- Episode no.: Season 1 Episode 19
- Directed by: Tina Pakravan
- Written by: Tina Pakravan
- Original release date: June 27, 2025
- Running time: 46 minutes

Episode chronology
| ← Previous "Line of Destiny" | Next → "Sweet Vulnerability" |

= Nosho Nosho (Tasian) =

2025 episode of Tasian

"Nosho Nosho" is the nineteenth episode of the Iranian historical drama series Tasian. Written and directed by Tina Pakravan and produced by Ali Asadzadeh, the episode premiered on the Filimo streaming platform on June 27, 2025. The episode follows the authorities' efforts to locate Amir Yousefinia and Shirin Nejat after a wiretap reveals their whereabouts, while Saeed returns after a period of exile and becomes involved in the unfolding events.

==Plot==
As Amir and Shirin remain away from Tehran, a wiretap placed on the Yousefinia family home provides investigators with information about their location. The discovery intensifies the search for the couple, placing additional pressure on both families as they attempt to anticipate the authorities' next move.

Meanwhile, Saeed returns after a period of exile, re-entering a political and personal landscape that has changed significantly during his absence. His return alters existing alliances and introduces new tensions among the characters, as several individuals attempt to protect their own interests while responding to rapidly changing circumstances.

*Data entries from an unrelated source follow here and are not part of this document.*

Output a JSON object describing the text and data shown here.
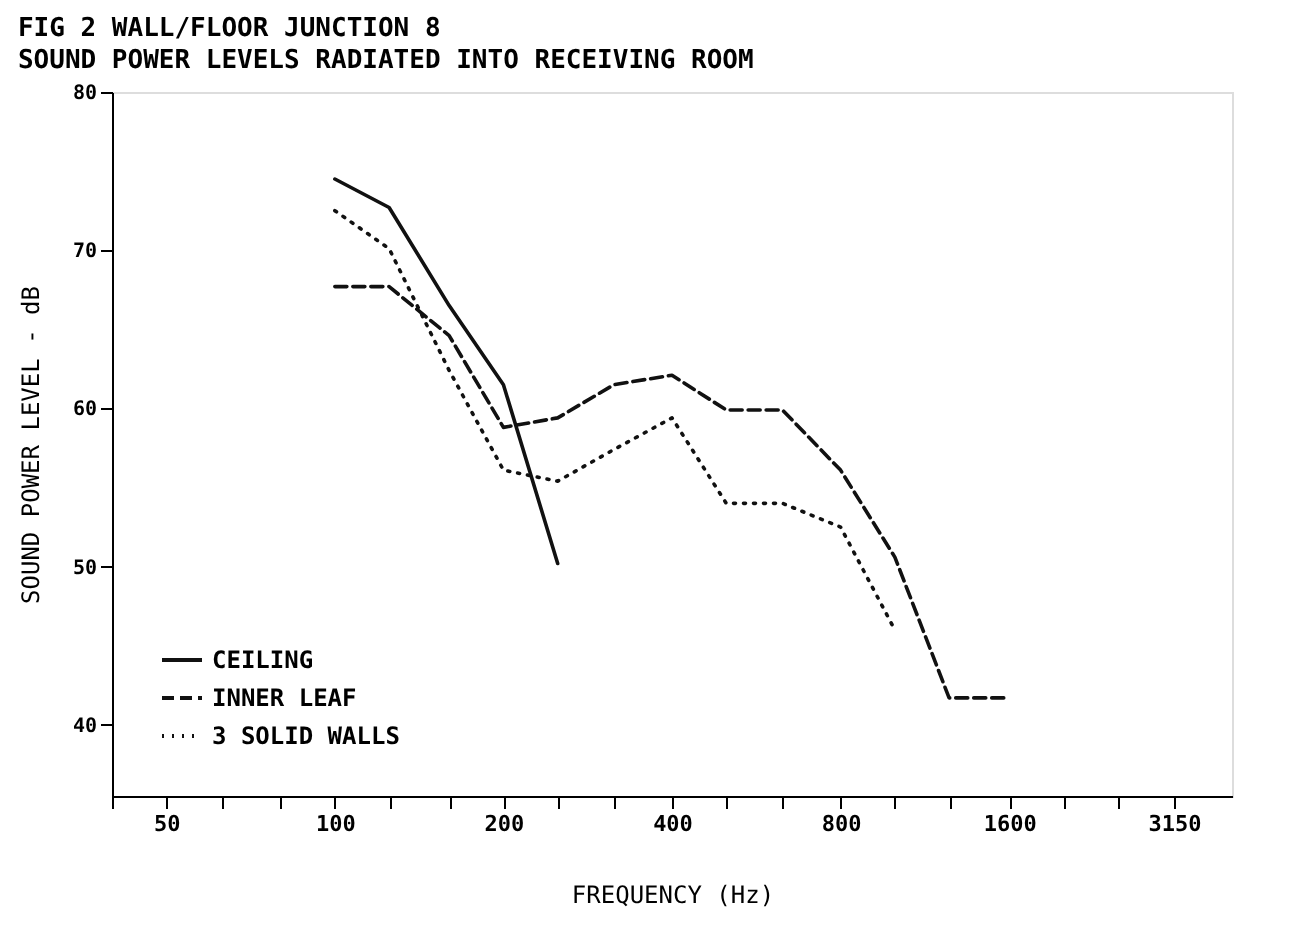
{
  "chart_data": {
    "type": "line",
    "title": "FIG 2    WALL/FLOOR JUNCTION 8",
    "subtitle": "SOUND POWER LEVELS RADIATED INTO RECEIVING ROOM",
    "xlabel": "FREQUENCY (Hz)",
    "ylabel": "SOUND POWER LEVEL - dB",
    "log": "x",
    "xlim": [
      40,
      4000
    ],
    "ylim": [
      35.5,
      80
    ],
    "xticks": [
      {
        "value": 40,
        "label": null
      },
      50,
      {
        "value": 63,
        "label": null
      },
      {
        "value": 80,
        "label": null
      },
      100,
      {
        "value": 125,
        "label": null
      },
      {
        "value": 160,
        "label": null
      },
      200,
      {
        "value": 250,
        "label": null
      },
      {
        "value": 315,
        "label": null
      },
      400,
      {
        "value": 500,
        "label": null
      },
      {
        "value": 630,
        "label": null
      },
      800,
      {
        "value": 1000,
        "label": null
      },
      {
        "value": 1250,
        "label": null
      },
      1600,
      {
        "value": 2000,
        "label": null
      },
      {
        "value": 2500,
        "label": null
      },
      3150
    ],
    "yticks": [
      40,
      50,
      60,
      70,
      80
    ],
    "grid": false,
    "legend": "bottom left",
    "marker": "none",
    "series": [
      {
        "name": "CEILING",
        "color": "#111111",
        "line_style": "solid",
        "x": [
          100,
          125,
          160,
          200,
          250
        ],
        "values": [
          74.5,
          72.7,
          66.5,
          61.5,
          50.2
        ]
      },
      {
        "name": "INNER LEAF",
        "color": "#111111",
        "line_style": "dashed",
        "x": [
          100,
          125,
          160,
          200,
          250,
          315,
          400,
          500,
          630,
          800,
          1000,
          1250,
          1600
        ],
        "values": [
          67.7,
          67.7,
          64.6,
          58.8,
          59.4,
          61.5,
          62.1,
          59.9,
          59.9,
          56.1,
          50.6,
          41.7,
          41.7
        ]
      },
      {
        "name": "3 SOLID WALLS",
        "color": "#111111",
        "line_style": "dotted",
        "x": [
          100,
          125,
          160,
          200,
          250,
          315,
          400,
          500,
          630,
          800,
          1000
        ],
        "values": [
          72.5,
          70.1,
          62.4,
          56.1,
          55.4,
          57.4,
          59.4,
          54.0,
          54.0,
          52.5,
          46.0
        ]
      }
    ]
  }
}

The episode expands the political dimension of the series by linking the search for Amir and Shirin with broader security operations. These developments leave both families facing increasing uncertainty and establish the circumstances that lead directly into the events of "Sweet Vulnerability".

==Production==
The episode was written and directed by Tina Pakravan and produced by Ali Asadzadeh. Continuing the series' combination of historical drama and romance, the episode places greater emphasis on surveillance, political maneuvering, and the consequences of the protagonists' decisions while maintaining the late-1970s setting of the series.

==Release==
"Nosho Nosho" premiered on Filimo on June 27, 2025, as the nineteenth episode of the first season of Tasian. It was released as part of the series' weekly Friday schedule and was followed by "Sweet Vulnerability" on July 4, 2025.